Cloud Security

76% of attacks on Linux systems in the cloud are web-based

Oracle Co-Founder Larry Ellison delivers a keynote address at the Oracle OpenWorld conference in 2006. Kaspersky researchers recently discovered a new file-encrypting Trojan built as an executable and linkable format (ELF) that encrypts data on machines controlled by Linux-based operating systems.(Justin Sullivan/Getty Images)

New research on Monday by Trend Micro found that 76% of attacks on Linux systems in the cloud are web-based.

The leading types of malware included the following: coinminers (24.5%), web shells (19.9%), ransomware (11.5%), and trojans (9.6%).

Of the attacks on web-based systems, 21.2% are attacks on the Open Web Application Security Project (OWASP) Top 10. Of those attacks, 27.1% were from SQL injections, 23.1% from command injections, 21.8% were caused by cross-site scripting, and 17.5% were the result of insecure deserialization.

Overall, the report also said that, a search engine for internet device scanned the Internet on July 6, 2021, found some 14 million results when searching for exposed devices connected to the Internet and running any Linux OS.

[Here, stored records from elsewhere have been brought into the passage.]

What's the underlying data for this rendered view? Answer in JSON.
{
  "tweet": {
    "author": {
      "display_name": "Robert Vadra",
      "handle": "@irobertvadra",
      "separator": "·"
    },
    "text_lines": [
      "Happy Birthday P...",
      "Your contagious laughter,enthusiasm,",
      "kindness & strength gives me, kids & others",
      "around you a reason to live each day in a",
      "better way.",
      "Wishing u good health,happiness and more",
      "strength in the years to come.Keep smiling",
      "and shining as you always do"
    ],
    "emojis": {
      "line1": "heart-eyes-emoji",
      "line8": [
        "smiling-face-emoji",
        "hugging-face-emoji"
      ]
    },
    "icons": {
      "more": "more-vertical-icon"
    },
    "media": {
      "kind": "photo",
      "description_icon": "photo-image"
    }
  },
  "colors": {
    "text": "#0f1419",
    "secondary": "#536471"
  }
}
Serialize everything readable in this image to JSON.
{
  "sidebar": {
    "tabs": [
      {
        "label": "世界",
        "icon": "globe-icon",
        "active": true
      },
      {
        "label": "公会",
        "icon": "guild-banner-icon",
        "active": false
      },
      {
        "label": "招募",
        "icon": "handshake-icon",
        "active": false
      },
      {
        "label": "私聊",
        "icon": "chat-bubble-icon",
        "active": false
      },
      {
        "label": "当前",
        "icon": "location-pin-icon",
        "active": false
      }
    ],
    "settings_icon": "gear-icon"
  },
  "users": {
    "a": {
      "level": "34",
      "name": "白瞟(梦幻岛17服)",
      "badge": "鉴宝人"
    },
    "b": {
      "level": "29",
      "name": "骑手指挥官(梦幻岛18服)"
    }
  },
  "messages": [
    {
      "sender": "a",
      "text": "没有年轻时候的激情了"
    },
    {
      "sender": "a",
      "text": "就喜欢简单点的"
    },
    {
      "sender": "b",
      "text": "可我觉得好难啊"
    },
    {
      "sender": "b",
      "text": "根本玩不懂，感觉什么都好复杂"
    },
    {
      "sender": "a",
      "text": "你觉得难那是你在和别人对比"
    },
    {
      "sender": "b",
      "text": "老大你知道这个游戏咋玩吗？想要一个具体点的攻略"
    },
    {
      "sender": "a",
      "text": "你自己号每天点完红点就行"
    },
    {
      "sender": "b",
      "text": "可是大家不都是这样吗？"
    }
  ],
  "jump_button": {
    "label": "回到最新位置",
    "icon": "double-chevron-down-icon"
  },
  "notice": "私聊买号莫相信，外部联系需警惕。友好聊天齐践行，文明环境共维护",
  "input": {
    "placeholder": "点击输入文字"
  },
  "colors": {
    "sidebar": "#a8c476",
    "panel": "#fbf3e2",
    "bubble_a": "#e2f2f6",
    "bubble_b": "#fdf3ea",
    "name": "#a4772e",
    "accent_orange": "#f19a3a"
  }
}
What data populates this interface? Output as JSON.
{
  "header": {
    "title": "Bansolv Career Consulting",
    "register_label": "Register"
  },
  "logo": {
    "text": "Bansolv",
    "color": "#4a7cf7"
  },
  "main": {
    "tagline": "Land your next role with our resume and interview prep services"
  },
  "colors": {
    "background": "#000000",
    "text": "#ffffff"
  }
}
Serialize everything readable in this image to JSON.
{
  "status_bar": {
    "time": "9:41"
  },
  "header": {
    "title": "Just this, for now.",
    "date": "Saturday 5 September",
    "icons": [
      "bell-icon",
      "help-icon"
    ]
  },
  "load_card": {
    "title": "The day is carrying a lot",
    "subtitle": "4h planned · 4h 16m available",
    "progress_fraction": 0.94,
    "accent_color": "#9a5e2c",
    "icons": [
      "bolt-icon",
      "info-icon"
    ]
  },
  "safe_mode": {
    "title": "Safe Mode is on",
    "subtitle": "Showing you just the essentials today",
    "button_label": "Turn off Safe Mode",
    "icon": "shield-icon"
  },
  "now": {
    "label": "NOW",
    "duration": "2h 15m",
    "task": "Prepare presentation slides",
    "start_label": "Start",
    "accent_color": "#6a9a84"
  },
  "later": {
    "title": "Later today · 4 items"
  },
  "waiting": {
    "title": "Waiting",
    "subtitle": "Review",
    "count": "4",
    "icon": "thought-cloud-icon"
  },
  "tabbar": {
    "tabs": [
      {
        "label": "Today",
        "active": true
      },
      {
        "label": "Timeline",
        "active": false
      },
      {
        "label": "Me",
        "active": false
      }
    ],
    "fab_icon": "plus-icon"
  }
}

It's no surprise that the majority of these attacks are web-based because every website is different and written by different developers with varied skill sets, said Shawn Smith, director of infrastructure at nVisium. Combine this with the reality that not all developers are security gurus, and hackers have an incredibly alluring target.

“Web servers are one of the most common services to expose to the internet because the majority of the world interacts with the internet through websites,” Smith said. “There are other areas exposed — like FTP or IRC servers — but the vast majority of the world uses websites as their main contact point to the internet. As a result, this is where attackers will focus to get the biggest return on investment for their time spent.”

Joseph Carson, chief security scientist and Advisory CISO at ThycoticCentrify, said like any operating system, security depends entirely on how security teams, configure or manage the operating system. Each new Linux update tries to improve security, however, to get the most value security teams must enable and configure it correctly.   

“The state of Linux security today is rather good and has evolved in a positive way with much more visibility and security features built in,” Carson said.  “Nevertheless, like many operating systems, security teams must install, configure and manage it with security in mind as that’s how cybercriminals take advantage, via the human touch.”

John Bambenek, threat intelligence advisor at Netenrich, added that the LAMP stack (Linux, Apache, MySQL, PHP) democratized the Internet so anyone can set up a web application.

“The problem with that is that anyone can now set up a web app,” said Bambenek. “While we are still waiting for the year of Linux on the Desktop, it’s important for organizations to use best practices for their web presence. Typically, this means staying on top of CMS patches/updates and routine scanning to find and remediate SQL injection vulnerabilities.”